Porque esta vida no es
-como probaros espero-,
mas que un difuso tablero
de complicado ajedrez.
Del poema "Ajedrez" de Omar Khayyam  

Luego de aquellos reproches y ese pedido de separación por parte de mi novia en la casa de sus padres, me sentía más triste que nunca y me costaba mucho concentrarme en la partida. Estaba luchando en ese  tablero de ajedrez contra el ejército blanco de mi adversario, observando como sus peones avanzaban en forma arrogante y triunfal. Pensé con cierta excitación que de alguna manera, debería encontrar una variante salvadora para mi debilitada posición, en esa terrible lucha que se avecinaba.

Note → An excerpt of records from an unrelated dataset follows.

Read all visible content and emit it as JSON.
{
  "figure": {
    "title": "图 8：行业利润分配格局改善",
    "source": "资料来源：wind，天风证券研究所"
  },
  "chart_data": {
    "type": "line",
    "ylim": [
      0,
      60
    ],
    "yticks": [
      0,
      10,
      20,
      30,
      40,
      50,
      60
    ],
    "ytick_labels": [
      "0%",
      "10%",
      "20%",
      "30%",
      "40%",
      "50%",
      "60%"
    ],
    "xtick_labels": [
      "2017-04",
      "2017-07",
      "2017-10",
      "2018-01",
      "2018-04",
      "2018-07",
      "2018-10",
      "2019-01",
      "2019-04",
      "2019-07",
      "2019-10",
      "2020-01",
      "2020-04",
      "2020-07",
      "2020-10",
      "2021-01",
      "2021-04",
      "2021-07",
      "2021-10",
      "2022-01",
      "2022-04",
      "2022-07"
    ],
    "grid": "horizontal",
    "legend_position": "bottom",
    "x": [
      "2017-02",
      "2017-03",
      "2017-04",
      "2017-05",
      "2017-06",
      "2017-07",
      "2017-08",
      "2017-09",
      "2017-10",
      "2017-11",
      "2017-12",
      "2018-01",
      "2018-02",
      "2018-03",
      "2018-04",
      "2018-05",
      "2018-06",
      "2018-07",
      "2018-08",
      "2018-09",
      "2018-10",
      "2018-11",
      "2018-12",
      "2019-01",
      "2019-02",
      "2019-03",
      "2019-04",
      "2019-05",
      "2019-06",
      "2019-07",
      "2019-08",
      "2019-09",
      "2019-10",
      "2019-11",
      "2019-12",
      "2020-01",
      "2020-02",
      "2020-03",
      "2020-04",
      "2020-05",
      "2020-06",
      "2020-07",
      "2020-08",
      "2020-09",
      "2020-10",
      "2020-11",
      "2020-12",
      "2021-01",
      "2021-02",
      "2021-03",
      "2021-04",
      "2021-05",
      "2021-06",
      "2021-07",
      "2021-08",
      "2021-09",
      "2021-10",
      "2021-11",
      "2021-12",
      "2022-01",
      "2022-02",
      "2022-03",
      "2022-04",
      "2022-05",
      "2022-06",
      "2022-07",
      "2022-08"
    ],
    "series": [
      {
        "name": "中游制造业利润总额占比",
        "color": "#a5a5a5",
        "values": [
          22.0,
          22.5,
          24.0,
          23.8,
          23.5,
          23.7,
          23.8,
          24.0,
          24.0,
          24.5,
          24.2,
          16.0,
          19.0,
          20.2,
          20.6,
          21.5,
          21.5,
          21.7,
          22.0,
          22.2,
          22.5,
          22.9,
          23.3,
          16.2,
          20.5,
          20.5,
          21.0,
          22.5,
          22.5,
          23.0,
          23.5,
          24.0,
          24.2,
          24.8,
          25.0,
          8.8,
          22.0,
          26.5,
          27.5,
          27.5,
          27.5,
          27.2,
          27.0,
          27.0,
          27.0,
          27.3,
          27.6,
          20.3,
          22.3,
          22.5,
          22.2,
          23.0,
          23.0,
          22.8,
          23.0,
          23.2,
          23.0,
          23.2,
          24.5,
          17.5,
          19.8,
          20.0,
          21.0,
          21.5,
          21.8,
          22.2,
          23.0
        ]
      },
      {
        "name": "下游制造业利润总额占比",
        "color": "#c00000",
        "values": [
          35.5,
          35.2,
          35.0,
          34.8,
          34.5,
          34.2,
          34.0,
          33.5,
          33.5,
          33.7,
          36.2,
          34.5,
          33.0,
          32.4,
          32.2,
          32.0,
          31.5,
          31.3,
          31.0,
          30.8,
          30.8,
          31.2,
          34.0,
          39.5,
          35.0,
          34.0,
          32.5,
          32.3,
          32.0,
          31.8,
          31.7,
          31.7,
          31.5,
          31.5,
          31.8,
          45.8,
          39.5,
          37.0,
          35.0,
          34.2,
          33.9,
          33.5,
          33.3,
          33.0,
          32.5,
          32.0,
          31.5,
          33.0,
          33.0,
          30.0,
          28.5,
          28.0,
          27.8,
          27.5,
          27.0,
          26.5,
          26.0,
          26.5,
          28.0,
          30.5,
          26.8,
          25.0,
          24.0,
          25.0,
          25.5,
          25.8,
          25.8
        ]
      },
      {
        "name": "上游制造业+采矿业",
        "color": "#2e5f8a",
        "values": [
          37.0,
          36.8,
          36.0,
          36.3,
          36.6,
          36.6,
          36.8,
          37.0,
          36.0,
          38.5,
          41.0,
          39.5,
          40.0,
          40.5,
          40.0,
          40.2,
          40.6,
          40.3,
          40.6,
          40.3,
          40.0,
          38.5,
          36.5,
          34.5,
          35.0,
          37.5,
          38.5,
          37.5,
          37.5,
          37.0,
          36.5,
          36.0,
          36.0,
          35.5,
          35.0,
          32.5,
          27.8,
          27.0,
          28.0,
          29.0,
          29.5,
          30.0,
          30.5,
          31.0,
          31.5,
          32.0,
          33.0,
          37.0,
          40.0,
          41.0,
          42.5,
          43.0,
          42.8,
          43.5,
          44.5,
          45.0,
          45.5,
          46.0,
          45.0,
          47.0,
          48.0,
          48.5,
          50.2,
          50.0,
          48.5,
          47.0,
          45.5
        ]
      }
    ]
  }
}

Fue justo en ese momento cuando encontré la jugada milagrosa del sacrificio de un bravío caballo negro, con el que propiné a costa de su vida, un certero jaque al rey blanco. Finalmente, el rey de mi adversario tuvo que retroceder cobardemente para protegerse tras sus torres, muy junto a su dama. Por un instante, presentí que fácilmente podría lograr la paz en esa guerra sugiriendo un armisticio de tablas, que sin duda debería contar con la aceptación por parte de mi rival.
Fue allí, cuando repentinamente mi mente se dejó llevar por el deseo y a pesar de esa pena que tenía en el alma, me sentí estremecido por una brisa cálida y amorosa. Comencé a imaginar nada más y nada menos, que los labios húmedos y tiernos de mi amada en la vida real, eran los de aquella bella dama blanca de marfil. Allí estaba ella cerca de su rey, distante y altiva, bien protegida por el grueso del ejército de mi rival y rodeada por inexpugnables torres amuralladas, que me parecían la casa de sus padres.
Entonces, mi alma enamorada se impregnó por completo de los mismos objetivos por la que lucharía en la vida y con una cierta sensación de sosiego y esperanza, decidí postergar la propuesta de tablas. Sentía en mi espíritu que nada me importaba más en esa lucha ajedrecística que el placer de poder capturarla, como una ilusoria y prodigiosa forma de reconquistar virtualmente aquel sublime amor de mi vida. Por ello, empecé a plasmar en mi mente una estrategia distinta.
Fue así que decidí avanzar en forma enérgica con mi ejército negro, apoyado tácticamente con mi infantería mejor posicionada. Debería evitar a toda costa los flancos, que estaban siendo duramente diezmados por los ataques continuos de las fuerzas de mi rival. Mientras el campo de batalla seguía sembrándose de muerte, avancé firmemente con mi ejército negro. El combate se incrementó y muchos de mis peones cayeron luchando con gran valentía.
Finalmente, con mi otro caballo, que estaba bien cubierto y apoyado por los alfiles, pude llegar en forma lenta y subrepticia cerca de aquella ansiada dama. Allí, mágicamente estaba mi amada ante mis ojos, tan accesible, tan hermosa y apetecible, que hacía que todo mi ser esperara ansioso la jugada de mi rival para reconquistar a mi amada.
Pero cuando ya estaba por realizar el salto con el caballo sobre las defensas enemigas para capturarla, el grito repentino de “¡jaque mate!” de mi rival, me hicieron estremecer, paralizándome el corazón. Y entonces, mi alma se llenó de angustia ante la frustración en esa lucha virtual para lograr recuperar aquel amor perdido, en ese tablero difuso del complicado ajedrez de mi vida.